If you check the ingredients list on the packaging of various food products, you may come across the terms 'cacao' or 'cocoa', and they may be preceded with the word 'raw'. What do these terms really mean, how do they differ from 'chocolate' and do they provide any health benefits?

What are cacao and cocoa?

Understanding how chocolate is made can help explain the different terms that appear on food labelling and that spring up on websites. Whether they are ' chocolate', 'raw cacao' or 'cocoa', all these products start off as seeds inside pods of the cacao tree, or Theobroma cacao. These seeds are actually fruit but they are usually referred to as cocoa beans.

According to the National Confectioners Association's (NCA) Chocolate Council, which is affiliated with the World Cocoa Foundation, cocoa beans are grown on farms in countries near the equator - cacao trees need a tropical climate. Before the beans are delivered to a factory, the farmer will normally remove the seeds from the pods, ferment the seeds and dry them.

In traditional Central American processing methods, the beans are washed rather than fermented - these are known as lavado, Spanish for 'washed', beans.

Once at a chocolate factory, the beans are cleaned and roasted at 120°C or higher for 30 minutes to 2 hours 30 minutes, depending on how the beans will be used. The roasted beans are then split open to remove the nib - this is the 'meat' inside the bean that is used to make cacao (or cocoa) products.
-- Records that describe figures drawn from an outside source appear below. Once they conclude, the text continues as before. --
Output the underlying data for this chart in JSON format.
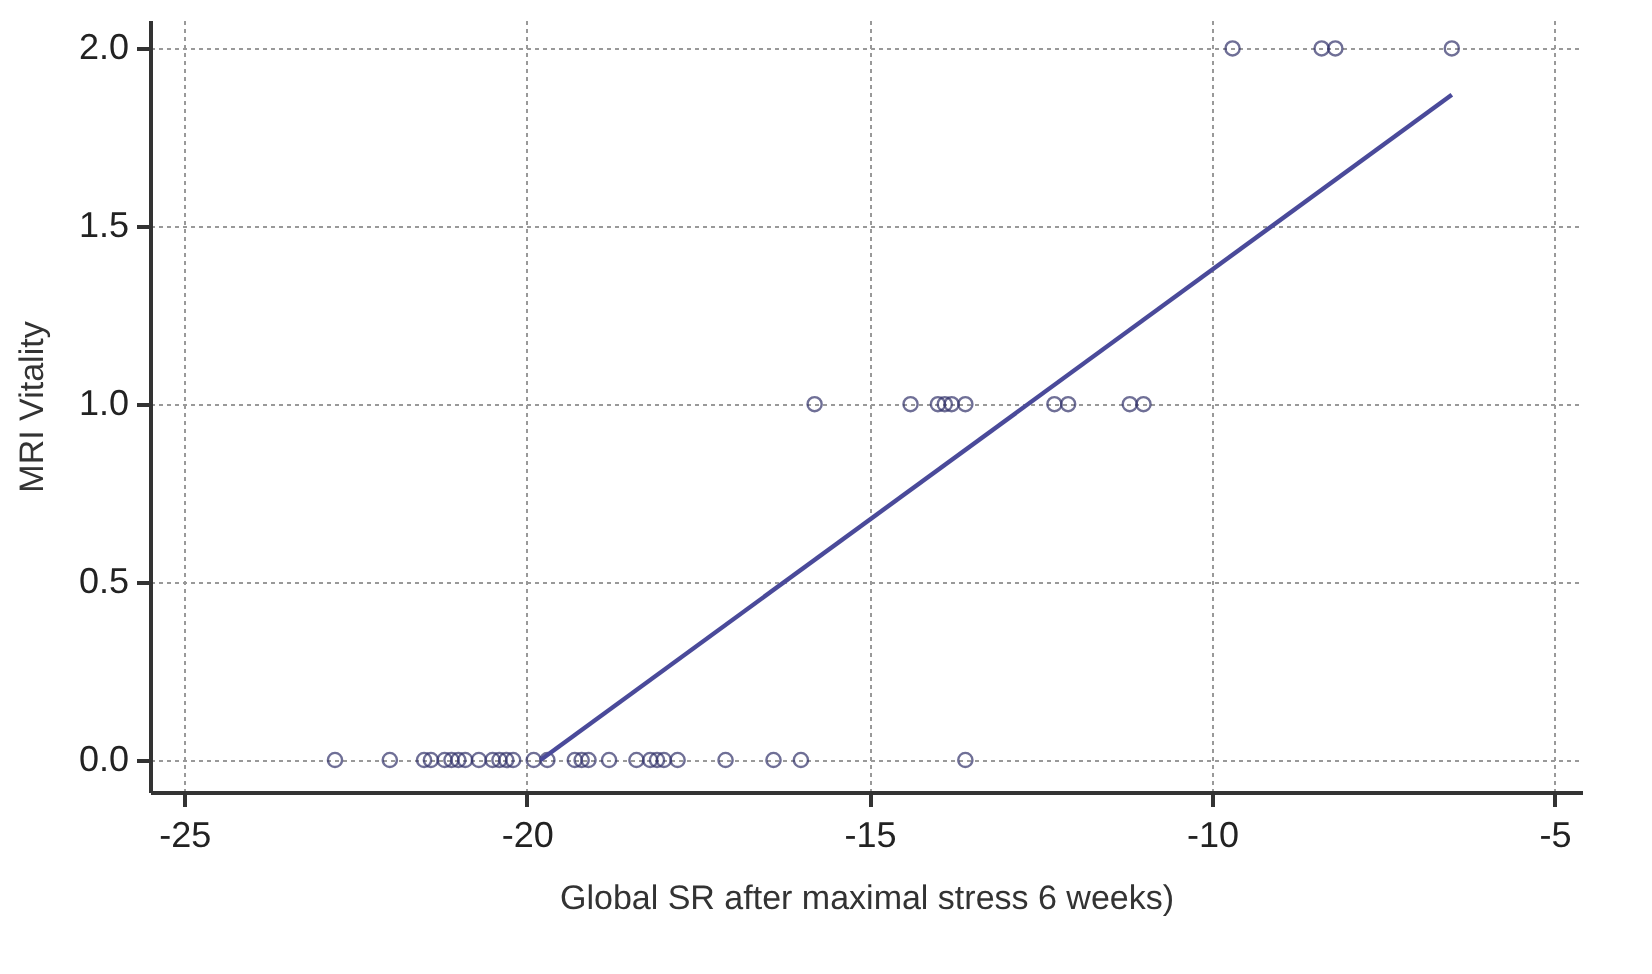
{
  "chart_data": {
    "type": "scatter",
    "xlabel": "Global SR after maximal stress 6 weeks)",
    "ylabel": "MRI Vitality",
    "xlim": [
      -25.5,
      -4.6
    ],
    "ylim": [
      -0.09,
      2.08
    ],
    "xticks": [
      -25,
      -20,
      -15,
      -10,
      -5
    ],
    "yticks": [
      {
        "value": 0,
        "label": "0.0"
      },
      {
        "value": 0.5,
        "label": "0.5"
      },
      {
        "value": 1,
        "label": "1.0"
      },
      {
        "value": 1.5,
        "label": "1.5"
      },
      {
        "value": 2,
        "label": "2.0"
      }
    ],
    "grid": true,
    "series": [
      {
        "color": "#33336b",
        "marker": "circle",
        "x": [
          -22.8,
          -22.0,
          -21.5,
          -21.4,
          -21.2,
          -21.1,
          -21.0,
          -20.9,
          -20.7,
          -20.5,
          -20.4,
          -20.3,
          -20.2,
          -19.9,
          -19.7,
          -19.3,
          -19.2,
          -19.1,
          -18.8,
          -18.4,
          -18.2,
          -18.1,
          -18.0,
          -17.8,
          -17.1,
          -16.4,
          -16.0,
          -13.6,
          -15.8,
          -14.4,
          -14.0,
          -13.9,
          -13.8,
          -13.6,
          -12.3,
          -12.1,
          -11.2,
          -11.0,
          -9.7,
          -8.4,
          -8.2,
          -6.5
        ],
        "values": [
          0,
          0,
          0,
          0,
          0,
          0,
          0,
          0,
          0,
          0,
          0,
          0,
          0,
          0,
          0,
          0,
          0,
          0,
          0,
          0,
          0,
          0,
          0,
          0,
          0,
          0,
          0,
          0,
          1,
          1,
          1,
          1,
          1,
          1,
          1,
          1,
          1,
          1,
          2,
          2,
          2,
          2
        ]
      },
      {
        "type": "line",
        "color": "#4a4a9a",
        "line_style": "solid",
        "x": [
          -19.8,
          -6.5
        ],
        "values": [
          0,
          1.87
        ]
      }
    ]
  }
}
The nibs are ground into a liquid form called chocolate liquor and poured into moulds, where it hardens into unsweetened plain chocolate which can then be sold for baking. Chocolate liquor can also be pressed to separate the cocoa butter from the cocoa powder (thereby making two different products), or it can be made into eating chocolate by mixing it with sugar, more cocoa butter and other ingredients such as milk, fruit, nuts and spices.

Cacao (pronounced either 'kuh-KOW' or 'kuh-KAY-oh') can refer to any of these three products: chocolate liquor, cocoa powder and cocoa butter. A percentage symbol on a food label indicates the total amount of these three ingredients (by weight) used to make the product. On food labels, % cacao and % cocoa are used interchangeably, so if a label has % cocoa it can also include chocolate liquor or extra cocoa butter.

What is raw cacao or cocoa?

When 'raw' appears on a food label that contains cacao, it refers to a product made from cacao beans that have not been roasted. According to the NCA, there is no legal definition for raw chocolate, nor is there an industry standard, but manufacturers who produce raw cacao or cocoa powder, nibs, beans, cocoa butter or finished chocolate claim the temperatures used to produce their products do not exceed 42°C.